Errors resulting from the interpolation of the recorded elevation values
In general, the irregularly spaced elevation points are converted to a raster grid by some sort of interpolation (e.g. Conolly and Lake 2006, 94–111; Wheatley and Gillings 2002, 190–9). This is a difficult task if digitised points on contour lines form the basis of this process (Wheatley and Gillings 2002, 113–18; Lock and Pouncett 2010). If third party DEM grids are acquired, information on the accuracy of the data should be part of the data delivered. LCP calculations based on a DEM modified by adding random noise within these error limits is one way of investigating the stability of least-cost analyses (Herzog and Posluschny 2011).
Errors due to spatial sampling effects
Reducing the resolution of the DEM grid always introduces some smoothing; average slope steepness decreases with increasing cell sizes (Herzog and Posluschny 2011).
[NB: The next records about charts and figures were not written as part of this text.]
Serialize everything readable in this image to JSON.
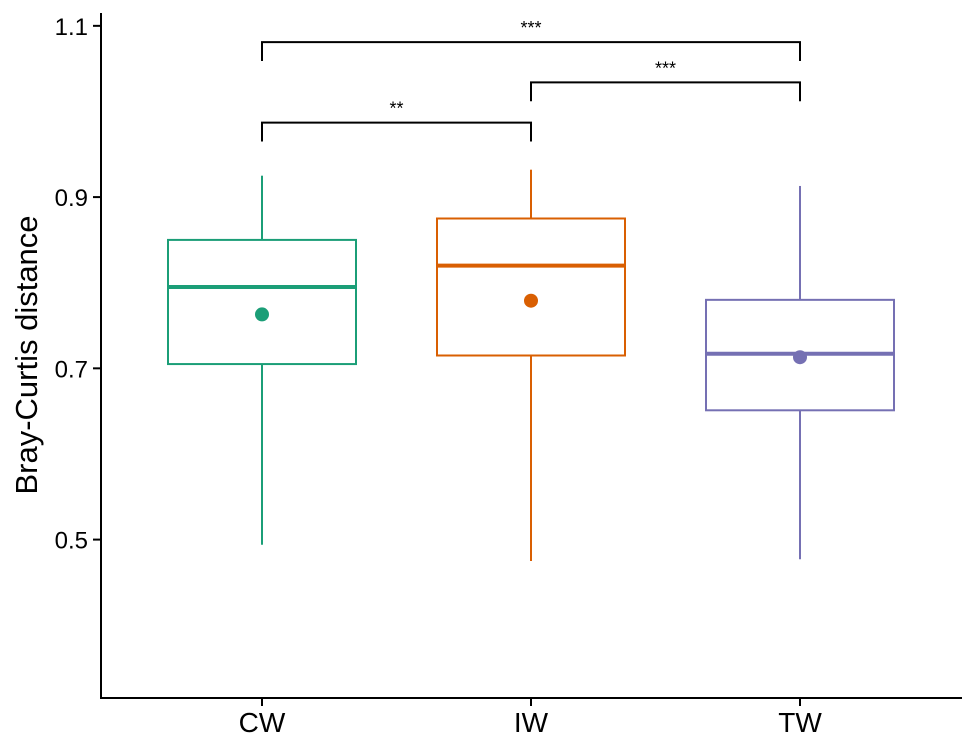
{
  "chart_data": {
    "type": "box",
    "title": "",
    "xlabel": "",
    "ylabel": "Bray-Curtis distance",
    "ylim": [
      0.315,
      1.115
    ],
    "yticks": [
      0.5,
      0.7,
      0.9,
      1.1
    ],
    "ytick_labels": [
      "0.5",
      "0.7",
      "0.9",
      "1.1"
    ],
    "categories": [
      "CW",
      "IW",
      "TW"
    ],
    "colors": [
      "#1b9e77",
      "#d95f02",
      "#7570b3"
    ],
    "boxes": [
      {
        "category": "CW",
        "whisker_low": 0.494,
        "q1": 0.705,
        "median": 0.795,
        "q3": 0.85,
        "whisker_high": 0.925,
        "mean": 0.763
      },
      {
        "category": "IW",
        "whisker_low": 0.475,
        "q1": 0.715,
        "median": 0.82,
        "q3": 0.875,
        "whisker_high": 0.932,
        "mean": 0.779
      },
      {
        "category": "TW",
        "whisker_low": 0.477,
        "q1": 0.651,
        "median": 0.717,
        "q3": 0.78,
        "whisker_high": 0.913,
        "mean": 0.713
      }
    ],
    "comparisons": [
      {
        "from": "CW",
        "to": "IW",
        "label": "**",
        "y": 0.987,
        "tip_y": 0.965
      },
      {
        "from": "IW",
        "to": "TW",
        "label": "***",
        "y": 1.034,
        "tip_y": 1.012
      },
      {
        "from": "CW",
        "to": "TW",
        "label": "***",
        "y": 1.081,
        "tip_y": 1.059
      }
    ]
  }
}
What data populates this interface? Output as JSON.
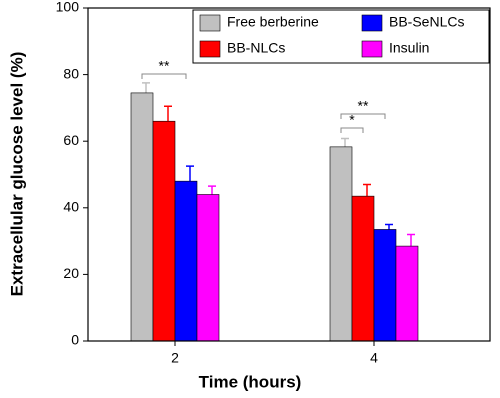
{
  "chart_data": {
    "type": "bar",
    "xlabel": "Time (hours)",
    "ylabel": "Extracellular glucose level (%)",
    "categories": [
      "2",
      "4"
    ],
    "series": [
      {
        "name": "Free berberine",
        "color": "#c0c0c0",
        "values": [
          74.5,
          58.3
        ],
        "errors": [
          3,
          2.5
        ]
      },
      {
        "name": "BB-NLCs",
        "color": "#ff0000",
        "values": [
          66,
          43.5
        ],
        "errors": [
          4.5,
          3.5
        ]
      },
      {
        "name": "BB-SeNLCs",
        "color": "#0000ff",
        "values": [
          48,
          33.5
        ],
        "errors": [
          4.5,
          1.5
        ]
      },
      {
        "name": "Insulin",
        "color": "#ff00ff",
        "values": [
          44,
          28.5
        ],
        "errors": [
          2.5,
          3.5
        ]
      }
    ],
    "ylim": [
      0,
      100
    ],
    "yticks": [
      0,
      20,
      40,
      60,
      80,
      100
    ],
    "annotations": [
      "**",
      "*",
      "**"
    ]
  }
}
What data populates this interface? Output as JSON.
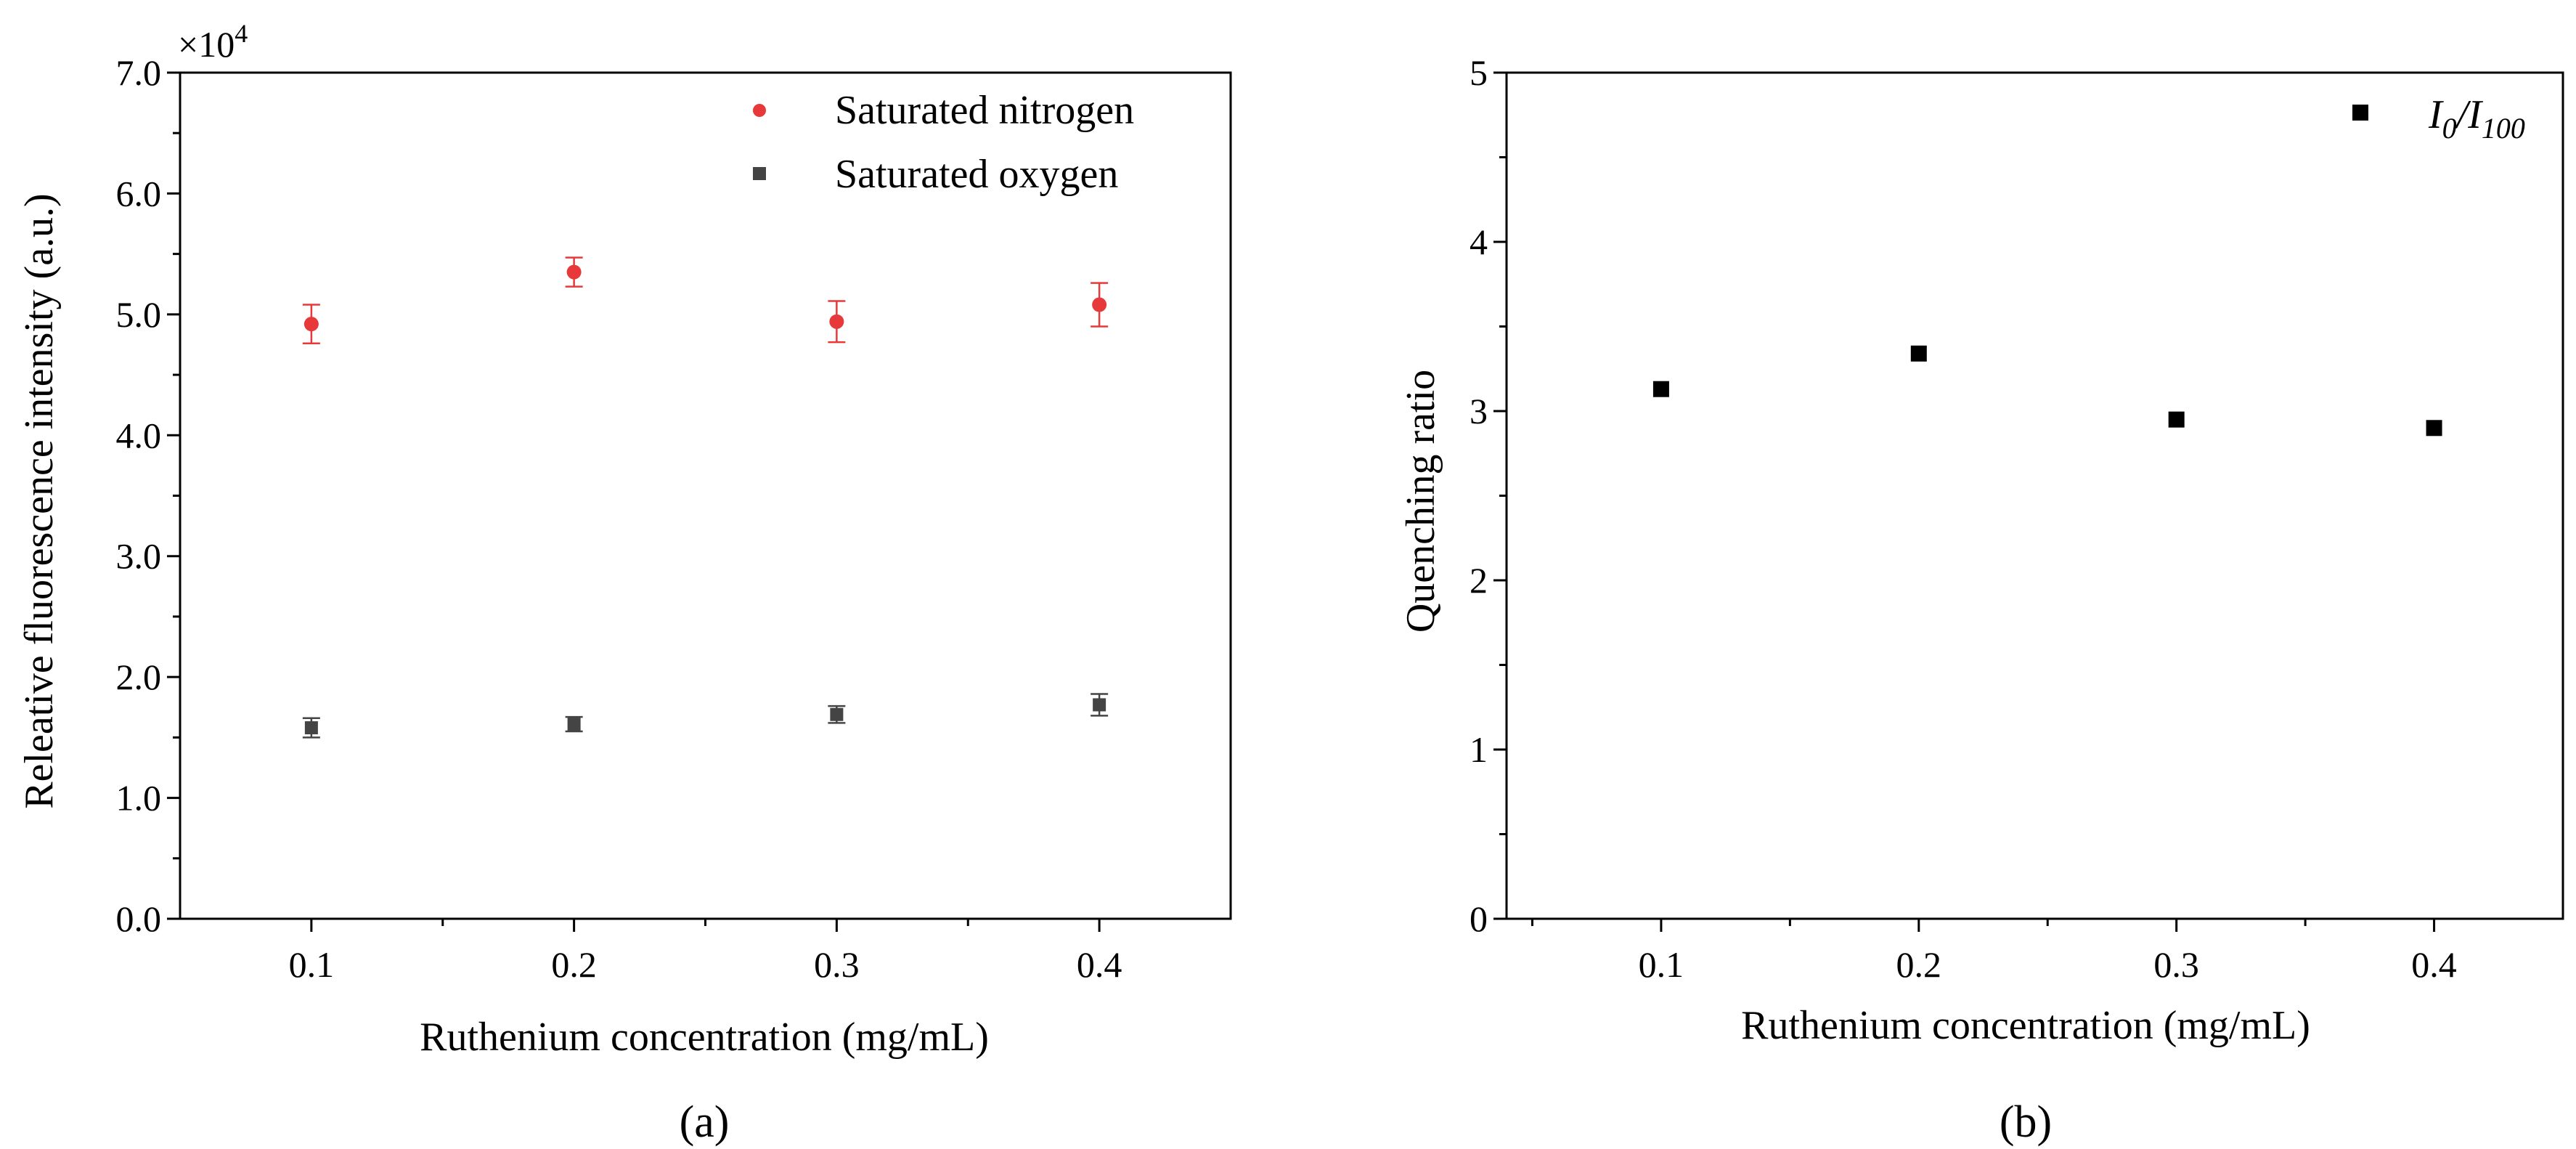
{
  "chart_data": [
    {
      "type": "scatter",
      "panel_label": "(a)",
      "xlabel": "Ruthenium concentration (mg/mL)",
      "ylabel": "Releative fluorescence intensity (a.u.)",
      "y_multiplier_label": "×10",
      "y_multiplier_exponent": "4",
      "xlim": [
        0.05,
        0.45
      ],
      "ylim": [
        0.0,
        7.0
      ],
      "x_ticks": [
        0.1,
        0.2,
        0.3,
        0.4
      ],
      "x_tick_labels": [
        "0.1",
        "0.2",
        "0.3",
        "0.4"
      ],
      "y_ticks": [
        0,
        1,
        2,
        3,
        4,
        5,
        6,
        7
      ],
      "y_tick_labels": [
        "0.0",
        "1.0",
        "2.0",
        "3.0",
        "4.0",
        "5.0",
        "6.0",
        "7.0"
      ],
      "legend_position": "top-right",
      "series": [
        {
          "name": "Saturated nitrogen",
          "color": "#e8393a",
          "marker": "circle",
          "x": [
            0.1,
            0.2,
            0.3,
            0.4
          ],
          "y": [
            4.92,
            5.35,
            4.94,
            5.08
          ],
          "yerr": [
            0.16,
            0.12,
            0.17,
            0.18
          ]
        },
        {
          "name": "Saturated oxygen",
          "color": "#444444",
          "marker": "square",
          "x": [
            0.1,
            0.2,
            0.3,
            0.4
          ],
          "y": [
            1.58,
            1.61,
            1.69,
            1.77
          ],
          "yerr": [
            0.08,
            0.06,
            0.07,
            0.09
          ]
        }
      ]
    },
    {
      "type": "scatter",
      "panel_label": "(b)",
      "xlabel": "Ruthenium concentration (mg/mL)",
      "ylabel": "Quenching ratio",
      "xlim": [
        0.04,
        0.45
      ],
      "ylim": [
        0,
        5
      ],
      "x_ticks": [
        0.1,
        0.2,
        0.3,
        0.4
      ],
      "x_tick_labels": [
        "0.1",
        "0.2",
        "0.3",
        "0.4"
      ],
      "y_ticks": [
        0,
        1,
        2,
        3,
        4,
        5
      ],
      "y_tick_labels": [
        "0",
        "1",
        "2",
        "3",
        "4",
        "5"
      ],
      "legend_position": "top-right",
      "series": [
        {
          "name_parts": [
            "I",
            "0",
            "/I",
            "100"
          ],
          "color": "#000000",
          "marker": "square",
          "x": [
            0.1,
            0.2,
            0.3,
            0.4
          ],
          "y": [
            3.13,
            3.34,
            2.95,
            2.9
          ]
        }
      ]
    }
  ]
}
Consequently, grid resolution can have a major influence on the outcome of a cost accumulation algorithm (van Leusen 2002, chapter 6, 9).
Inadequacies of the algorithms used to compute the slope values
Different computational methods have been proposed for slope calculations in a raster grid, and these may produce significantly different slope values from the same DEM (e.g. Lock and Pouncett 2010). Some of these methods are discussed in introductory GIS books for archaeologists (Wheatley and Gillings 2002, 120–1; Conolly and Lake 2006, 191–2). Lock and Pouncett (2010) recommend using the approach for slope computation proposed by Evans, which is based on the altitude data of an n x n neighbourhood (with n ≥ 3). The advantage of this method is that it can be applied at different scales by varying n, moreover the impact of errors in the DEM is reduced. However, it requires some map algebra and is computationally intensive. Lock and Pouncett (2010) argue that by increasing n, the model begins to include global knowledge of the landscape. As increasing n also introduces some smoothing, the costs of traversing abrupt changes in altitude are underestimated. After creating the ACS, Lock and Pouncett apply a drain procedure of steepest descent, which does not necessarily result in the LCP (see Section 3.2), instead of a full implementation of Dijkstra's algorithm.
It seems that the impact of different slope calculation methods on LCP generation remains to be investigated.